Pilgrimage

I’ve spent most lunch hours over the last six months reading through the letters of N.C. Wyeth. The book itself is over three inches thick and, with my increasingly distracted and dissembling attention span, I thought it might be a resource volume to be dipped into at random and occasionally. But I have been enthralled and am enjoying reading each entry in order, living his life along with him and the family, and taking myself back to the early days of Chadds Ford, a place I know well.

We are members of the Brandywine River Museum and when I read that they were showing some of the early paintings that he did for the Philadelphia Sketch Society I was determined to go. The show closes tomorrow and inspite of our both being sick…again…we packed up our lozenges and water bottles and tissue boxes and trundled off to the Brandywine Valley yesterday.

I am only up to the winter of 1910 in the Wyeth letters and N.C. has just gone to NYC to meet  Canon Doyle ( love the synthesis there…re the last blog entry ) for whom he illustrated several stories. So too was the synthesis of being able to view paintings that he had worked on during this period while reading about the comings and goings of the young Wyeth family and the back country lives in the sleepy village of Chadds Ford.

Most of the compositions were landscapes which N.C. writes about wanting to focus on rather than the increasingly obligatory illustrations. During these early years he’s been bemoaning the desire to paint “true” artistic works for himself but also for his mother who seems to keep harping on him to paint “nicer” subjects which I read as quaint and peaceful rather than swashbuckling and verile.

And so he did with the pastoral impressionistic scenes of the orchards outside his studio and the almost pointalistic plein air studies. Very far removed from his bold narrative work with it’s heavy but confident brushwork. The contrast fades to misty sun dappled haze and the edges blur away from realism into a dreamy wash. Which does echo the struggles he describes in the letters of this period wherein the pages drip of angst as he searches to define the emotionally charged connection he has with the natural world around him.

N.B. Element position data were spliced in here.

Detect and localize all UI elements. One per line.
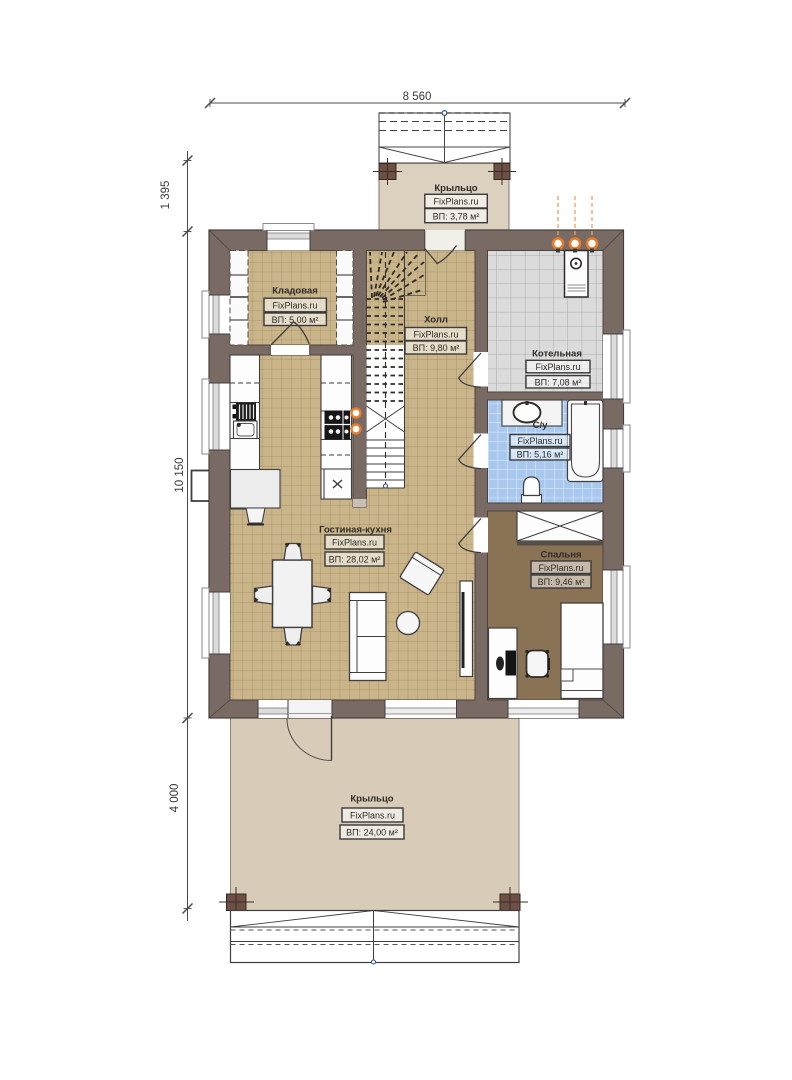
svg-text:ВП: 3,78 м²: ВП: 3,78 м²: [433, 211, 480, 221]
svg-text:ВП: 24,00 м²: ВП: 24,00 м²: [346, 828, 398, 838]
svg-text:4 000: 4 000: [169, 784, 181, 813]
svg-text:10 150: 10 150: [174, 457, 186, 492]
svg-text:Крыльцо: Крыльцо: [434, 183, 477, 194]
svg-text:ВП: 7,08 м²: ВП: 7,08 м²: [535, 377, 582, 387]
svg-text:1 395: 1 395: [160, 181, 172, 210]
svg-text:FixPlans.ru: FixPlans.ru: [535, 362, 580, 372]
svg-text:ВП: 9,46 м²: ВП: 9,46 м²: [538, 577, 585, 587]
svg-text:FixPlans.ru: FixPlans.ru: [517, 436, 562, 446]
svg-text:ВП: 9,80 м²: ВП: 9,80 м²: [413, 343, 460, 353]
svg-text:FixPlans.ru: FixPlans.ru: [272, 301, 317, 311]
svg-text:Холл: Холл: [424, 315, 448, 326]
svg-text:FixPlans.ru: FixPlans.ru: [413, 330, 458, 340]
svg-text:FixPlans.ru: FixPlans.ru: [538, 563, 583, 573]
svg-text:Кладовая: Кладовая: [272, 286, 318, 297]
svg-text:Котельная: Котельная: [532, 349, 582, 360]
svg-text:С/у: С/у: [533, 420, 549, 431]
svg-text:FixPlans.ru: FixPlans.ru: [433, 197, 478, 207]
svg-text:Спальня: Спальня: [540, 550, 581, 561]
svg-text:Крыльцо: Крыльцо: [350, 794, 393, 805]
svg-text:FixPlans.ru: FixPlans.ru: [332, 538, 377, 548]
svg-text:8 560: 8 560: [403, 91, 432, 103]
svg-text:FixPlans.ru: FixPlans.ru: [350, 811, 395, 821]
svg-text:ВП: 28,02 м²: ВП: 28,02 м²: [329, 555, 381, 565]
svg-text:ВП: 5,16 м²: ВП: 5,16 м²: [517, 450, 564, 460]
svg-text:Гостиная-кухня: Гостиная-кухня: [319, 525, 392, 536]
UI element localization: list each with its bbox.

But then I digress and descend into the world of the critics and I don’t have the bonafides to pretend to that ilk.

The exhibition was an interesting diversion and I’m looking forward to diving back into his narrative over my salad today.

There were two other treats on our visit…lunch at the Simon Pearce Factory where we enjoyed the plumage of the Red Hat Society Octogenerians…

and the Shanks Antiques Barn in Oxford, PA. Our friend Tom Gilbert told us about this place and it was amazing. We were short on time so we concentrated on the basement which stored the largest collection of old hardware I have ever seen. Wicked cool…

You need it Bill’s got it…including the proverbial kitchen sink !

I highly recommend a visit …I know we’ll be back.

For now it’s the last push to get this Menemsha painting done and then on to some smaller pieces… tick tick tick.